Ainda no comunicado, o Movimento disse que reivindica assentamentos em em Sidrolândia, Ponta Porã, Nova Andradina, Corguinho, Itaquiraí, Japorã, Batayporã e Dourados, além de elencar uma lista de fazendas com denúncias de trabalho análogo à escravidão em Anastácio, Antônio João, Nioaque, Iguatemi, Naviraí e Jardim.
O movimento também entrou na sede do Incra em Aracaju (SE). O MST não informou o número de participantes na manifestação, mas lembrou que a ação faz parte da “Jornada Nacional de Lutas em Defesa da Reforma Agrária”, que teve início em todo o país na segunda-feira (15/4) e segue até a sexta-feira (19/4).
A ofensiva, também chamada de "Abril Vermelho", já resultou em pelo menos 24 invasões desde a semana passada em onze Estados: Bahia, Pernambuco (com duas invasões), Ceará, Distrito Federal, Rio de Janeiro, Goiás, São Paulo, Sergipe, Paraná, Rio Grande do Norte e Pará.
A Sociedade Rural Brasileira (SRB) publicou nota de repúdio.

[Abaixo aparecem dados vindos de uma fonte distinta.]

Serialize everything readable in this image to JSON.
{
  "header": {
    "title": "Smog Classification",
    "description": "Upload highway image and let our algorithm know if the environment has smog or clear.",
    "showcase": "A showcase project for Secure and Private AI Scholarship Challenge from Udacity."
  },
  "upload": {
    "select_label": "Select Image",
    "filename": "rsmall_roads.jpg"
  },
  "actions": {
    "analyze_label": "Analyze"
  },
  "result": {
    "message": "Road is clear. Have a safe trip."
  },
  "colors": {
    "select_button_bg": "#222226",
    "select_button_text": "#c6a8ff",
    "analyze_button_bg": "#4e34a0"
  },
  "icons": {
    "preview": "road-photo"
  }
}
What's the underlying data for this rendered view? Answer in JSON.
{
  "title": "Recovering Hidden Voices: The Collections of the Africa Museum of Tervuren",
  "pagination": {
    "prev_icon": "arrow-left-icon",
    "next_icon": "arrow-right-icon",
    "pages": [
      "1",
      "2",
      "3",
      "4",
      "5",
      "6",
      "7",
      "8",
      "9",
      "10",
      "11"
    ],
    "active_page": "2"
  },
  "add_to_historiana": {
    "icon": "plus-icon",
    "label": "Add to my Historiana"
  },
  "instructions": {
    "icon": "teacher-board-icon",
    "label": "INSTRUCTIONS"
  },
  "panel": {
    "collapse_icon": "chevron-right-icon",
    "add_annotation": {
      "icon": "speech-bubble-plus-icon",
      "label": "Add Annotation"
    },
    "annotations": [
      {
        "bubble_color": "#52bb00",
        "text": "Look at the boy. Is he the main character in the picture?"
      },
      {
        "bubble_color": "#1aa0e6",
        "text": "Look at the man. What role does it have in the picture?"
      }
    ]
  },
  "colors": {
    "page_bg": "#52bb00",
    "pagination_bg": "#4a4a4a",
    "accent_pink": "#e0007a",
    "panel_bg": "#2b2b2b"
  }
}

De acordo com a entidade, o aumento dessas atividades representa uma violação do direito à propriedade privada e gera um clima de insegurança no meio rural.
"A invasão de terras produtivas fere direitos fundamentais do cidadão, afetando diretamente o produtor rural que está produzindo, garantindo a segurança alimentar e movimentando a economia do país", afirma o presidente da SRB, Sérgio Bortolozzo.

Promessa do governo

Em meio a esta ação do MST, o governo federal anunciou, na segunda-feira (15/4), lançamento do programa Terra da Gente, que define as "prateleiras" de terras disponíveis no país para assentar famílias que querem viver e trabalhar no campo. Na prática, trata-se de uma nova estratégia da gestão petista para "ampliar e dar agilidade" à reforma agrária.
A promessa é incluir 295 mil famílias, de 2023 a 2026, no Programa Nacional de Reforma Agrária, sendo 74 mil assentadas e 221 mil reconhecidas ou regularizadas em lotes de assentamentos existentes. Além disso, mais 7 mil famílias devem acessar as terras por meio do Programa Nacional de Crédito Fundiário.
Para 2024, por exemplo, está previsto um orçamento de R$ 520 milhões para a aquisição de imóveis, beneficiando 73 mil famílias.

Reação da oposição

A pedido dos partidos de oposição e da bancada ruralista, que reclamam das ações do MST, o presidente da Câmara dos Deputados, Arthur Lira (PP-AL), decidiu pautar para votação esta semana projetos de lei que buscam coibir invasões de terra em protesto pela reforma agrária.
A oposição pediu para Lira colocar em pauta duas propostas: para instituir sanções administrativas e restrições aos invasores, que ficariam impedidos de receber auxílio do governo ou participar de programas sociais federais (PL 895/2023); e a permissão para operações policiais de retirada de invasores sem necessidade de autorização judicial (PL 8262/2017).
Além do Abril Vermelho, a inclusão desses projetos na pauta ocorre também logo depois de o presidente da Câmara ter um primo, o então superintendente do Instituto Nacional de Colonização e Reforma Agrária (Incra) em Alagoas, César Lira, demitido nesta terça-feira por pressão dos movimentos sociais.